MAHASISWA BERSUARA: Suara yang Dibungkam, Tragedi Pembangunan Kota demi Kepentingan Elite
Pembangunan kota harus didasarkan pada prinsip keadilan spasial dan hak asasi manusia.

Lusiana Eka Banuwati
Mahasiswa UIN Raden Mas Said Surakarta
28 November 2025
BandungBergerak.id – Kota, pada hakikatnya, adalah pusat peradaban, magnet ekonomi, dan mesin kemajuan. Namun, di balik gemerlap gedung pencakar langit dan infrastruktur modern sebuah kota, tersembunyi tragedi kemanusiaan yang sunyi: penggusuran paksa. Dalam narasi pembangunan kota-kota besar di Indonesia, sering kali kepentingan modal dan ambisi politik para elite menjadi melodi utama, menenggelamkan suara-suara lirih kaum urban miskin yang terpinggirkan.

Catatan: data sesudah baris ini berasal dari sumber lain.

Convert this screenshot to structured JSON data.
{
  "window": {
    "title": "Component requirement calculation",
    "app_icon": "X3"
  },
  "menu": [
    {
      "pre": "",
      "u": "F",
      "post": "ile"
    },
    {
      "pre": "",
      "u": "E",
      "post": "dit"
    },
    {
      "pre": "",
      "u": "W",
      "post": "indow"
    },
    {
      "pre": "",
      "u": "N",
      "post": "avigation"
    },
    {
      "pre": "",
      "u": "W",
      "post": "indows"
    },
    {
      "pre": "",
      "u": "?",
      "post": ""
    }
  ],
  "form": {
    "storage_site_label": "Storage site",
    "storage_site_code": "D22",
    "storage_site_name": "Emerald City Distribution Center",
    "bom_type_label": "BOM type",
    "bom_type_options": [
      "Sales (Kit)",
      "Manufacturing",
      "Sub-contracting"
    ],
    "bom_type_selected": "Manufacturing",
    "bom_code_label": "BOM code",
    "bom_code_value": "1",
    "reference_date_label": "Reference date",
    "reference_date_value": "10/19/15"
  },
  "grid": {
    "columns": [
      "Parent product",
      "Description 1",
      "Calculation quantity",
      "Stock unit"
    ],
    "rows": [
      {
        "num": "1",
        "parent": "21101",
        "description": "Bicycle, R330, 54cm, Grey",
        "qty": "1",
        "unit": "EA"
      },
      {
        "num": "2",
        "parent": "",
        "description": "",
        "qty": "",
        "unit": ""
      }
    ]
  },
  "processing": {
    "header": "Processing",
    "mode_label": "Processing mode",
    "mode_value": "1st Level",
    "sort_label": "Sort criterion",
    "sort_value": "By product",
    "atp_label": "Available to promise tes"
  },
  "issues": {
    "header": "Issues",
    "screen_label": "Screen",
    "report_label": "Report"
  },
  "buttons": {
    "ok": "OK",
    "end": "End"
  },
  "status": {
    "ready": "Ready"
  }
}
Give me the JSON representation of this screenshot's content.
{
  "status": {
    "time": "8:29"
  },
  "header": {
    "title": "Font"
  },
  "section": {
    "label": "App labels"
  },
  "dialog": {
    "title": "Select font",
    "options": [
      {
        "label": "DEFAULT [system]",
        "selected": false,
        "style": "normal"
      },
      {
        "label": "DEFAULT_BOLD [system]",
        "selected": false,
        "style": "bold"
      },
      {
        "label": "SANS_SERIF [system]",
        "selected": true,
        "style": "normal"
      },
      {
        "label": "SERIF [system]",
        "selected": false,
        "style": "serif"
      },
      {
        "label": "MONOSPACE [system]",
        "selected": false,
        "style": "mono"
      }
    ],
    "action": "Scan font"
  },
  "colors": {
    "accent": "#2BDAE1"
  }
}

Esai ini akan menganalisis bagaimana visi pembangunan yang berorientasi pada pertumbuhan ekonomi dan citra kota global telah menciptakan "kota tanpa suara”, di mana hak-hak warga kelas bawah dikorbankan demi mewujudkan proyek-proyek prestisius. Sebuah praktik yang melanggengkan ketidakadilan struktural dan mencoreng wajah kemanusiaan pembangunan itu sendiri.
Baca Juga: MAHASISWA BERSUARA: Perjuangan Melawan Setan Tanah di Sukahaji
MAHASISWA BERSUARA: Sampah Bandung, Cermin Krisis dan Harapan Kota Kreatif
MAHASISWA BERSUARA: Islam dan Tradisi
Suara Warga yang Hilang
Pembangunan kota sering dipandang sebagai proses linear menuju kemajuan, namun, di banyak kasus, ia lebih menyerupai kanibalisme ruang. Fenomena ini didorong oleh keterbatasan lahan di pusat kota dan melesatnya harga properti yang dipicu oleh investasi infrastruktur yang masif –seperti jalan tol, pusat perbelanjaan, atau bahkan Proyek Strategis Nasional (PSN) berskala ambisius– dari kawasan bisnis terpadu hingga proyek pariwisata premium.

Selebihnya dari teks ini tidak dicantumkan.